Questo pomeriggio, mentre concludevo con Maria Luisa una breve passeggiata, mi rammaricavo con lei per non essere riuscito a scrivere nulla sul blog da oltre un mese. Mia moglie cercava di consolarmi dicendo che sicuramente in luglio sarei stato più creativo. Ma subito d'impulso l'ho frenata e le ho detto che così facendo avrei saltato un mese, senza neppure scrivere una virgola.

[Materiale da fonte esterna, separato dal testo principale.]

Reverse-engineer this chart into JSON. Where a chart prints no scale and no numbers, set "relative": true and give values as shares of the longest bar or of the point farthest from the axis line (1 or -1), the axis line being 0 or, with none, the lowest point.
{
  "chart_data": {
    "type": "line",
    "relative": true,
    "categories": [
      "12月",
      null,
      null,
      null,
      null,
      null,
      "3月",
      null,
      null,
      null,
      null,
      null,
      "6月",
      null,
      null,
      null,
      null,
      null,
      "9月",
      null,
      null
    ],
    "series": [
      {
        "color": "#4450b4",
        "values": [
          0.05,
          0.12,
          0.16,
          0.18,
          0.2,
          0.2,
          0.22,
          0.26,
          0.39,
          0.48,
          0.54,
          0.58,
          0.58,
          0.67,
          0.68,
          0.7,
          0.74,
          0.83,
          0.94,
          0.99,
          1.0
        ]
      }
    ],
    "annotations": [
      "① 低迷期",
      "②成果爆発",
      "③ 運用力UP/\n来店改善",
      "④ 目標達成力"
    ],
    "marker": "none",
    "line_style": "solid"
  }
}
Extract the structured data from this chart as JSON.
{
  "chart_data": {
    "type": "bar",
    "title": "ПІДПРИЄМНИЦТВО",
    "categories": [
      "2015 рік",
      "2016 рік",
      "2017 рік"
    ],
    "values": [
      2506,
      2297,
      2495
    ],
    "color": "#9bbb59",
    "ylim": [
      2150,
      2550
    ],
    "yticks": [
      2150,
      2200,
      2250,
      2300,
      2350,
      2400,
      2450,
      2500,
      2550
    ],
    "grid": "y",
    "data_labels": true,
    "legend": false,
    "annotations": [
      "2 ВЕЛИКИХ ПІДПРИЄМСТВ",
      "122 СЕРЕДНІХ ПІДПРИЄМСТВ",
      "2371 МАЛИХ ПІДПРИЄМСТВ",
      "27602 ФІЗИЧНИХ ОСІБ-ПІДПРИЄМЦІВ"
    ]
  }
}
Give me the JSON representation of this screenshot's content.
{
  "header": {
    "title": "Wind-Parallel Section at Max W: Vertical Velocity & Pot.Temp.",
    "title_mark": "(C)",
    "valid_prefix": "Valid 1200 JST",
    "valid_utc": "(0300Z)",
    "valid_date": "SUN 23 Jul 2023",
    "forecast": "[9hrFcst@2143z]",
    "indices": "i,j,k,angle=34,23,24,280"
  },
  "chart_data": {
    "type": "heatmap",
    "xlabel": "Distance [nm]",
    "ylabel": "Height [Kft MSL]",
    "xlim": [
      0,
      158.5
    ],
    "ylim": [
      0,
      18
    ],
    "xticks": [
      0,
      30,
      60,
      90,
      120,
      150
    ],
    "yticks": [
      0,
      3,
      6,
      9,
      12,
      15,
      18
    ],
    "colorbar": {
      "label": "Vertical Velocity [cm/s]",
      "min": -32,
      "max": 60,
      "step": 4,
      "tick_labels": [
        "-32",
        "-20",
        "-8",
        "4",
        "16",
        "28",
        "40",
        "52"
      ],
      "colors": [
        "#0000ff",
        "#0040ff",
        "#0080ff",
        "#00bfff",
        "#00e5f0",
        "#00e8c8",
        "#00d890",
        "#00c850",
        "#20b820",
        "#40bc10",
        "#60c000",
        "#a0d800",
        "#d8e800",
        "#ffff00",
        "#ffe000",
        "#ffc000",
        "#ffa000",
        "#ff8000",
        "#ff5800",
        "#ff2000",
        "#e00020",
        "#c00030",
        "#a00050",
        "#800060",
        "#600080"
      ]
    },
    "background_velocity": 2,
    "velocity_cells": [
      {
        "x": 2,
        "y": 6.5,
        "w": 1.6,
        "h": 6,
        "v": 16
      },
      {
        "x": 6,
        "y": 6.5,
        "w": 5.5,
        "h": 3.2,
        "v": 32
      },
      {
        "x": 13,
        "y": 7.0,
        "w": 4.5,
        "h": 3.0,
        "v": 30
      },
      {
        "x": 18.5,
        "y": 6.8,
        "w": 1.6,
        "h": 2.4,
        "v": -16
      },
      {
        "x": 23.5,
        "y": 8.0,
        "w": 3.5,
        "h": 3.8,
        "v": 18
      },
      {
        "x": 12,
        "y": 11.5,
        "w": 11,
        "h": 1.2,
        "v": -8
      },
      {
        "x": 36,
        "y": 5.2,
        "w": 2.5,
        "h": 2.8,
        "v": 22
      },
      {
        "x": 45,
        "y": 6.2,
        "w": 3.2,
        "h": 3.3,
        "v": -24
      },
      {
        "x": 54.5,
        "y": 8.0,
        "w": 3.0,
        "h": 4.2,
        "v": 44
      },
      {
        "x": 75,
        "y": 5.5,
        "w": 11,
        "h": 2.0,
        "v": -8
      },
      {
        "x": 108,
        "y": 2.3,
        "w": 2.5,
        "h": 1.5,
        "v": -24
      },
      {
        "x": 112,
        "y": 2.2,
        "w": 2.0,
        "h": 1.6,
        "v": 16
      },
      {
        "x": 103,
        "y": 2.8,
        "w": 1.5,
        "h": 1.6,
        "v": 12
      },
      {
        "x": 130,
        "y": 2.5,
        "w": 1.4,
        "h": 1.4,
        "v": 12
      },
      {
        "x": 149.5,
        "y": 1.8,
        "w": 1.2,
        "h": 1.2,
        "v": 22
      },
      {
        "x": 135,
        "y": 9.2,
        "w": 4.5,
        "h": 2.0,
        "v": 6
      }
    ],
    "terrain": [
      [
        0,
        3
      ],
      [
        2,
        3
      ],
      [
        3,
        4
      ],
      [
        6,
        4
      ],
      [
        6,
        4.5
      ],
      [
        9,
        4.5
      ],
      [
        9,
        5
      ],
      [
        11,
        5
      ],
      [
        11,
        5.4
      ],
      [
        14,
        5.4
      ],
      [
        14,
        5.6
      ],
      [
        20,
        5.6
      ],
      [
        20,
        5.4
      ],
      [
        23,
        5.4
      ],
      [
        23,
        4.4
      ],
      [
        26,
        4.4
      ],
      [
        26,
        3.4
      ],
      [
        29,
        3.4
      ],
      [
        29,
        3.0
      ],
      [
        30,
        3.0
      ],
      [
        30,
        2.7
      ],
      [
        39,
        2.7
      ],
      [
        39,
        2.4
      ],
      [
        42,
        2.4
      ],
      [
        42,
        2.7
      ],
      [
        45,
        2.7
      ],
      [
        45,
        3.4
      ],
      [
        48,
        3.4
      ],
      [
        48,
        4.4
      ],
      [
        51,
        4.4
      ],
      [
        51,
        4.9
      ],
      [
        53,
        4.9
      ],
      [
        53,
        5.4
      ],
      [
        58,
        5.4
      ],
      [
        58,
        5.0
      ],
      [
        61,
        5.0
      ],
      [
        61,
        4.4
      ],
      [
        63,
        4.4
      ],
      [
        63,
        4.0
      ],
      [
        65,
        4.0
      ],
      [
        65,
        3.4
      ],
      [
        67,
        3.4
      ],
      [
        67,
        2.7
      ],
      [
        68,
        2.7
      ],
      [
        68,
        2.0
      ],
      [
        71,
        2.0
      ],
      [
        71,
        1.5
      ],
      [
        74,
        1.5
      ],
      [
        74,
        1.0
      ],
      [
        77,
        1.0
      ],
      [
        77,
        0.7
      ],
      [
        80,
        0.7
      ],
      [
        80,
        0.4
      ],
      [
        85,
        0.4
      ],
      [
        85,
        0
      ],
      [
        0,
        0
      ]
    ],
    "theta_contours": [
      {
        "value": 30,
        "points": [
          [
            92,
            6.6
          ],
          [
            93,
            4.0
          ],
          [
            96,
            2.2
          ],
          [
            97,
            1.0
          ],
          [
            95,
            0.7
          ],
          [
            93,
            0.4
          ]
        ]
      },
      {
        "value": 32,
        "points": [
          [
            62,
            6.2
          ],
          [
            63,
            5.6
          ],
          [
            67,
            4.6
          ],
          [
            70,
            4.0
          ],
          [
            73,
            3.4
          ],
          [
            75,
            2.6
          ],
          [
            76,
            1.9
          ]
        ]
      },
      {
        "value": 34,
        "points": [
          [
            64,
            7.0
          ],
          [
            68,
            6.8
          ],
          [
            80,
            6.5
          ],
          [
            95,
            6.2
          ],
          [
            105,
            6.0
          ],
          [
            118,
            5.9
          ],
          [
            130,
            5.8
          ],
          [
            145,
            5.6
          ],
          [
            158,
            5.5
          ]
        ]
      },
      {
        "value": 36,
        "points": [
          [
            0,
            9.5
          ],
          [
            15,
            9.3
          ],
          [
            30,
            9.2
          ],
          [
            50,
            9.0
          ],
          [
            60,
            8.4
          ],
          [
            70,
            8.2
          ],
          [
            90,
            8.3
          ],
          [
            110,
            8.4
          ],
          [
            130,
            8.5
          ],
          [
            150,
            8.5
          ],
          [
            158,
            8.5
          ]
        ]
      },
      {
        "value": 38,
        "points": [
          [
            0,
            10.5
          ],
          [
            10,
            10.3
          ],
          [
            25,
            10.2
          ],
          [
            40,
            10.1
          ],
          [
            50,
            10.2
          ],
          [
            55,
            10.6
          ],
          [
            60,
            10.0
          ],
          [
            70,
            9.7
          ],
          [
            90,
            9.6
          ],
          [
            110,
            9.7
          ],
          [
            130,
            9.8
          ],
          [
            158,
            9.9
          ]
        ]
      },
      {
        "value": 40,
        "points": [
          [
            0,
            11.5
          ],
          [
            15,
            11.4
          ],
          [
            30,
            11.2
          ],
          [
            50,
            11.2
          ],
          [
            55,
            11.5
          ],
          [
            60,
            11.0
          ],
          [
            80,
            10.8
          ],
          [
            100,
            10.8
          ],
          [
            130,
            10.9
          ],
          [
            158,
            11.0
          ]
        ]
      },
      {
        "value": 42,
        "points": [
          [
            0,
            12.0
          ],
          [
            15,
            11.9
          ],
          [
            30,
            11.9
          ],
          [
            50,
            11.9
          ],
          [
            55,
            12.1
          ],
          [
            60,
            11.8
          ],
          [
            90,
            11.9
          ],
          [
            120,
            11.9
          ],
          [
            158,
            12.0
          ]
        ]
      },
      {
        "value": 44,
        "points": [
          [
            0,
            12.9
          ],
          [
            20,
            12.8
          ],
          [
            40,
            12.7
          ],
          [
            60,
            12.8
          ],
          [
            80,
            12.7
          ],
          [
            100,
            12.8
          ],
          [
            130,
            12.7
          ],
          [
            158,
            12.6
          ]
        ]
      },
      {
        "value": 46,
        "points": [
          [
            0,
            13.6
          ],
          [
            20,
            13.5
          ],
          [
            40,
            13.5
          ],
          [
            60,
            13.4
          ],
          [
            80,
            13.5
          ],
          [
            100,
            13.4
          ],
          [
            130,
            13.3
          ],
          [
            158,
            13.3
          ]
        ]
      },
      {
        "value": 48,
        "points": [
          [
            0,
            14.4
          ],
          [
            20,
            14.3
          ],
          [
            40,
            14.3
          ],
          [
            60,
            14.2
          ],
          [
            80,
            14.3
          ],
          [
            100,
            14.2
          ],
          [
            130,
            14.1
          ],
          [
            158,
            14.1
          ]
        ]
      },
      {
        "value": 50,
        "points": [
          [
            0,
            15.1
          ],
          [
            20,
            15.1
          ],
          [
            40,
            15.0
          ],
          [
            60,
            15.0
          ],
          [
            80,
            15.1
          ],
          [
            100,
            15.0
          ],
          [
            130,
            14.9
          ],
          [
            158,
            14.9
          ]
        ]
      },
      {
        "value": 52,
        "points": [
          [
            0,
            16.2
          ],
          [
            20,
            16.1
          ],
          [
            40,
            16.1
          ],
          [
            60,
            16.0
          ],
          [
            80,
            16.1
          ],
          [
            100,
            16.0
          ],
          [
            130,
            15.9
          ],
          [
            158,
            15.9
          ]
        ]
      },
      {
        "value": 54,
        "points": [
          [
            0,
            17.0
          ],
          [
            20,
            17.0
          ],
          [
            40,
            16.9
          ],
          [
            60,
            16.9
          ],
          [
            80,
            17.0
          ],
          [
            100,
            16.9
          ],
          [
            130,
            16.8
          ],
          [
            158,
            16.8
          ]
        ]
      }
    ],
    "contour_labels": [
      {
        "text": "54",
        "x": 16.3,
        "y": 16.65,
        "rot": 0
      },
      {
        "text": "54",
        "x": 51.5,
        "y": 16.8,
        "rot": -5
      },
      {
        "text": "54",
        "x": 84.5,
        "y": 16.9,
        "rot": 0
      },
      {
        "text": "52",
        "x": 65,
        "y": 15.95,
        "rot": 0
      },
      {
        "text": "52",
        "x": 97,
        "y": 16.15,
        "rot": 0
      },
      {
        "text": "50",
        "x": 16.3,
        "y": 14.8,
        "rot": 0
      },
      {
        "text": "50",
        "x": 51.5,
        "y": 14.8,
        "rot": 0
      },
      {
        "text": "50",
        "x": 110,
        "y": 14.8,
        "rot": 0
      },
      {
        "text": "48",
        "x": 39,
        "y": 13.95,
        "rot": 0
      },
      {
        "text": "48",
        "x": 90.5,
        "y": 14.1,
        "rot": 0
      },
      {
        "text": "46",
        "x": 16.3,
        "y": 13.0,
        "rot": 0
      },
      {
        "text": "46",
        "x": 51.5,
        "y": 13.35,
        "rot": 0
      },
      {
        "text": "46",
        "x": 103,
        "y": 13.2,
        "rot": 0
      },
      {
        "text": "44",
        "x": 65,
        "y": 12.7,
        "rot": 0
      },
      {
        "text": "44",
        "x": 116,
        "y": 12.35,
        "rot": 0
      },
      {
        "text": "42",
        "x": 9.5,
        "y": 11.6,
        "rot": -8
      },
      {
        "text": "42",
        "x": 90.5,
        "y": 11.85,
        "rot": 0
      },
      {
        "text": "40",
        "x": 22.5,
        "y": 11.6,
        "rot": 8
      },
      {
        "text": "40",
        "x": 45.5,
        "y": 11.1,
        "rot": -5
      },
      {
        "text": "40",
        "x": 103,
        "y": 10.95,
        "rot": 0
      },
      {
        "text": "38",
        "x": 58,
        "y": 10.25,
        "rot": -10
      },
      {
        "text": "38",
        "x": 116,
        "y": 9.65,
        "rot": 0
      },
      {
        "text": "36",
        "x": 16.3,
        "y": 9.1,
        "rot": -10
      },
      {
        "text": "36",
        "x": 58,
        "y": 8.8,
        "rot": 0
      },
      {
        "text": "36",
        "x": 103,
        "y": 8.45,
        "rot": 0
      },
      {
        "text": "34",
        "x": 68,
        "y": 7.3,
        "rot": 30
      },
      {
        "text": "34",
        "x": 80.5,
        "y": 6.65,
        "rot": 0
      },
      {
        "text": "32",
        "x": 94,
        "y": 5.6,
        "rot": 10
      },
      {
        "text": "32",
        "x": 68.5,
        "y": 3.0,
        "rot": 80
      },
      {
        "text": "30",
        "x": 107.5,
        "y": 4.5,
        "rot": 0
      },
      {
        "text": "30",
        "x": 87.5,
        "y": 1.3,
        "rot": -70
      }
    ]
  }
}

Ed è bastata questa frase per stimolare la fantasia. Già vedevo la sagoma di un grosso segno d'interpuzione emergere da un prato, come un mastodontico reperto archeologico. Però poi, quando poco fa ho iniziato a tracciare le linee dell'immagine d'esordio che accompagna questo post, ho preferito fare della virgola una sorta di monumento rallegrando la scena e disegnando nei pressi anche una giovinetta che corre felice facendo svolazzare un'altra virgola a mo' di aquilone.
Insignificante virgola, fondamentale in verità per rendere meglio il senso di un capoverso, separando le parole quel tanto che basti per farne comprendere il vero significato. Necessaria per riprendere respiro, là dove il pensiero si dilunga un poco oltre, più del dovuto, mentre un punto fermo sembra ancora lontano nelle intenzioni di chi scrive.
Un simpatico segnetto che, per facile associazione d'idee, richiama alla mente il passo della Sacra Scrittura in cui si dice che neppure uno iota andrà perso. Quella virgoletta al contrario che compare sotto certe lettere dell'alfabeto greco e che rischia di sbiadirsi col tempo, spazzata via dalle dita di un lettore insicuro che le scorre sotto la riga che sta leggendo in quel momento.
Grazie piccolo ciuffetto ribelle, ciocca mossa dal vento sulla fronte di un giovinetto in questa lunga notte africana dove non sarà una virgola a ridonare il respiro, ma una goccia venuta dal nord in compagnia di numerose sorelle.